= Richard McHeffy =

Canadian politician

Richard A. McHeffey (circa 1800 - December 5, 1874) was a political figure in Nova Scotia and a member of the Liberal Party. He was born in Windsor Township, Nova Scotia.

On March 26, 1831, Richard married Jane Hill, the daughter of Robert Hill and Elizabeth Cleveland of Windsor, and their children included:

1. Charles, born 1834, who married Ellen Vesch Maxner
2. Katherine (or Kathleen) Elizabeth, who married Alfred C. Thomas in 1862
3. George, born circa 1840, who married Ellen Hayes
4. Mary, born circa 1843, who married Mr. Moffatt
5. Jesse, born circa 1846, who married W. Inglis Moffatt, Esq
6. Anne, born circa 1848
7. Isabelle, born 1851, who married James Alexander Dickey, son of Hon Robert Barry Dickie of Amherst

 His surname also appears as McHeffy. He represented the township of Windsor in the Nova Scotia House of Assembly from 1838 to 1840 and was called to the province's Legislative Council in 1853.

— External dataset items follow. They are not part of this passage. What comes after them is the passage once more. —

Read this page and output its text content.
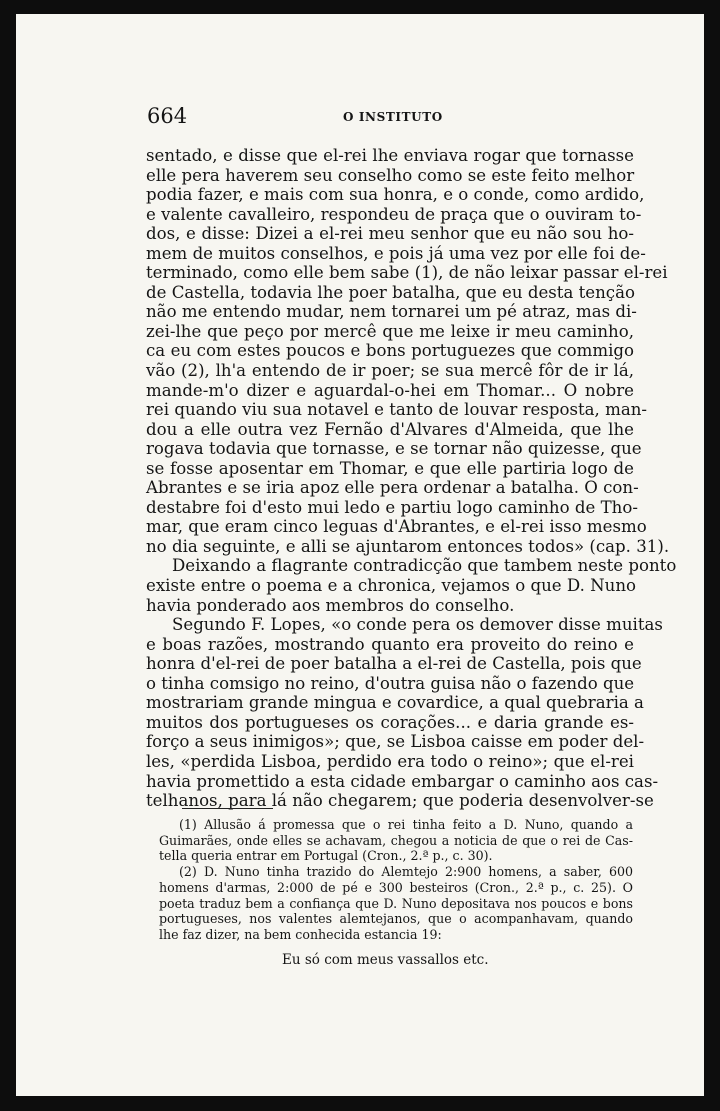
664	O INSTITUTO
sentado, e disse que el-rei lhe enviava rogar que tornasse
elle pera haverem seu conselho como se este feito melhor
podia fazer, e mais com sua honra, e o conde, como ardido,
e valente cavalleiro, respondeu de praça que o ouviram to-
dos, e disse: Dizei a el-rei meu senhor que eu não sou ho-
mem de muitos conselhos, e pois já uma vez por elle foi de-
terminado, como elle bem sabe (1), de não leixar passar el-rei
de Castella, todavia lhe poer batalha, que eu desta tenção
não me entendo mudar, nem tornarei um pé atraz, mas di-
zei-lhe que peço por mercê que me leixe ir meu caminho,
ca eu com estes poucos e bons portuguezes que commigo
vão (2), lh'a entendo de ir poer; se sua mercê fôr de ir lá,
mande-m'o dizer e aguardal-o-hei em Thomar... O nobre
rei quando viu sua notavel e tanto de louvar resposta, man-
dou a elle outra vez Fernão d'Alvares d'Almeida, que lhe
rogava todavia que tornasse, e se tornar não quizesse, que
se fosse aposentar em Thomar, e que elle partiria logo de
Abrantes e se iria apoz elle pera ordenar a batalha. O con-
destabre foi d'esto mui ledo e partiu logo caminho de Tho-
mar, que eram cinco leguas d'Abrantes, e el-rei isso mesmo
no dia seguinte, e alli se ajuntarom entonces todos» (cap. 31).
Deixando a flagrante contradicção que tambem neste ponto
existe entre o poema e a chronica, vejamos o que D. Nuno
havia ponderado aos membros do conselho.
Segundo F. Lopes, «o conde pera os demover disse muitas
e boas razões, mostrando quanto era proveito do reino e
honra d'el-rei de poer batalha a el-rei de Castella, pois que
o tinha comsigo no reino, d'outra guisa não o fazendo que
mostrariam grande mingua e covardice, a qual quebraria a
muitos dos portugueses os corações... e daria grande es-
forço a seus inimigos»; que, se Lisboa caisse em poder del-
les, «perdida Lisboa, perdido era todo o reino»; que el-rei
havia promettido a esta cidade embargar o caminho aos cas-
telhanos, para lá não chegarem; que poderia desenvolver-se
(1) Allusão á promessa que o rei tinha feito a D. Nuno, quando a
Guimarães, onde elles se achavam, chegou a noticia de que o rei de Cas-
tella queria entrar em Portugal (Cron., 2.ª p., c. 30).
(2) D. Nuno tinha trazido do Alemtejo 2:900 homens, a saber, 600
homens d'armas, 2:000 de pé e 300 besteiros (Cron., 2.ª p., c. 25). O
poeta traduz bem a confiança que D. Nuno depositava nos poucos e bons
portugueses, nos valentes alemtejanos, que o acompanhavam, quando
lhe faz dizer, na bem conhecida estancia 19:
Eu só com meus vassallos etc.
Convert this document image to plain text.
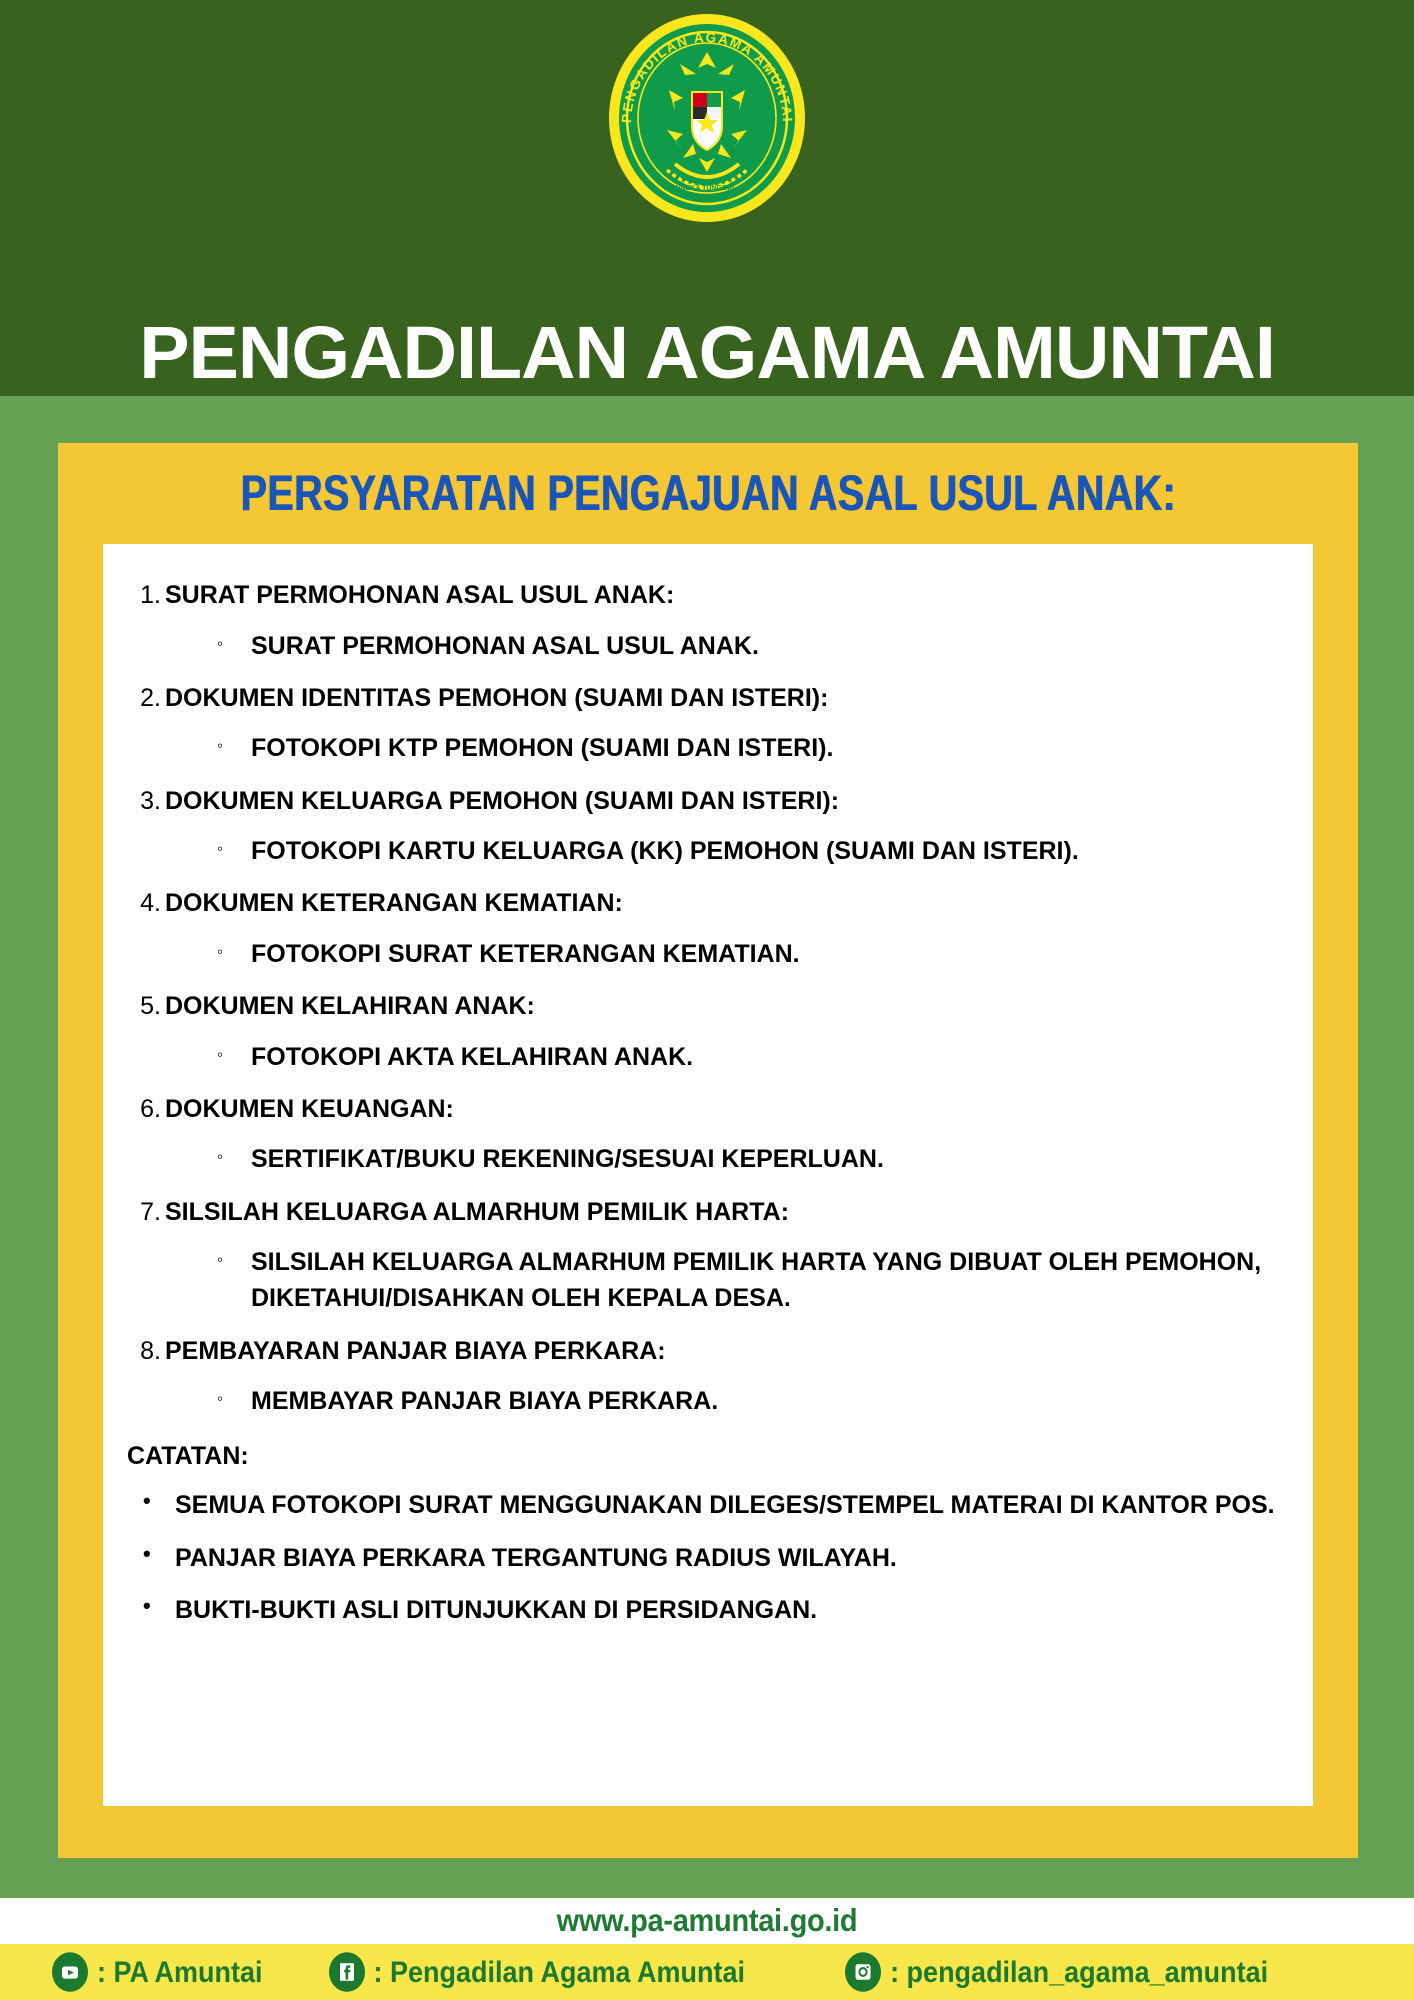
PENGADILAN AGAMA AMUNTAI
BHINNEKA TUNGGAL IKA
PENGADILAN AGAMA AMUNTAI
PERSYARATAN PENGAJUAN ASAL USUL ANAK:
1. SURAT PERMOHONAN ASAL USUL ANAK:
◦	SURAT PERMOHONAN ASAL USUL ANAK.
2. DOKUMEN IDENTITAS PEMOHON (SUAMI DAN ISTERI):
◦	FOTOKOPI KTP PEMOHON (SUAMI DAN ISTERI).
3. DOKUMEN KELUARGA PEMOHON (SUAMI DAN ISTERI):
◦	FOTOKOPI KARTU KELUARGA (KK) PEMOHON (SUAMI DAN ISTERI).
4. DOKUMEN KETERANGAN KEMATIAN:
◦	FOTOKOPI SURAT KETERANGAN KEMATIAN.
5. DOKUMEN KELAHIRAN ANAK:
◦	FOTOKOPI AKTA KELAHIRAN ANAK.
6. DOKUMEN KEUANGAN:
◦	SERTIFIKAT/BUKU REKENING/SESUAI KEPERLUAN.
7. SILSILAH KELUARGA ALMARHUM PEMILIK HARTA:
◦	SILSILAH KELUARGA ALMARHUM PEMILIK HARTA YANG DIBUAT OLEH PEMOHON, DIKETAHUI/DISAHKAN OLEH KEPALA DESA.
8. PEMBAYARAN PANJAR BIAYA PERKARA:
◦	MEMBAYAR PANJAR BIAYA PERKARA.
CATATAN:
• SEMUA FOTOKOPI SURAT MENGGUNAKAN DILEGES/STEMPEL MATERAI DI KANTOR POS.
• PANJAR BIAYA PERKARA TERGANTUNG RADIUS WILAYAH.
• BUKTI-BUKTI ASLI DITUNJUKKAN DI PERSIDANGAN.
www.pa-amuntai.go.id
: PA Amuntai	: Pengadilan Agama Amuntai	: pengadilan_agama_amuntai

When Hiram Blanchard tendered the resignation of his government in 1867, after being defeated by Joseph Howe's Anti-Confederation Party, Lieutenant-Governor Charles Hastings Doyle called upon McHeffey to form the administration of the new government. McHeffey had long been a respected member of Nova Scotia's Liberal Party, but held no conspicuous position at the time of his appointment that would mark him for political leadership. He nonetheless undertook the task and called at once for a meeting of the anti-confederate members of the Assembly and of the Legislative Council at Halifax. At Halifax, McHeffey successfully formed an administration for the new government under the leadership of William Annand.

McHeffey became minister without portfolio in the Executive Council. He served as custos rotulorum for Hants County and was also a senior Grand Warden in the province's Freemasons. He died in Windsor at the age of 100.

His grandson Francis R. Parker also served in the provincial assembly.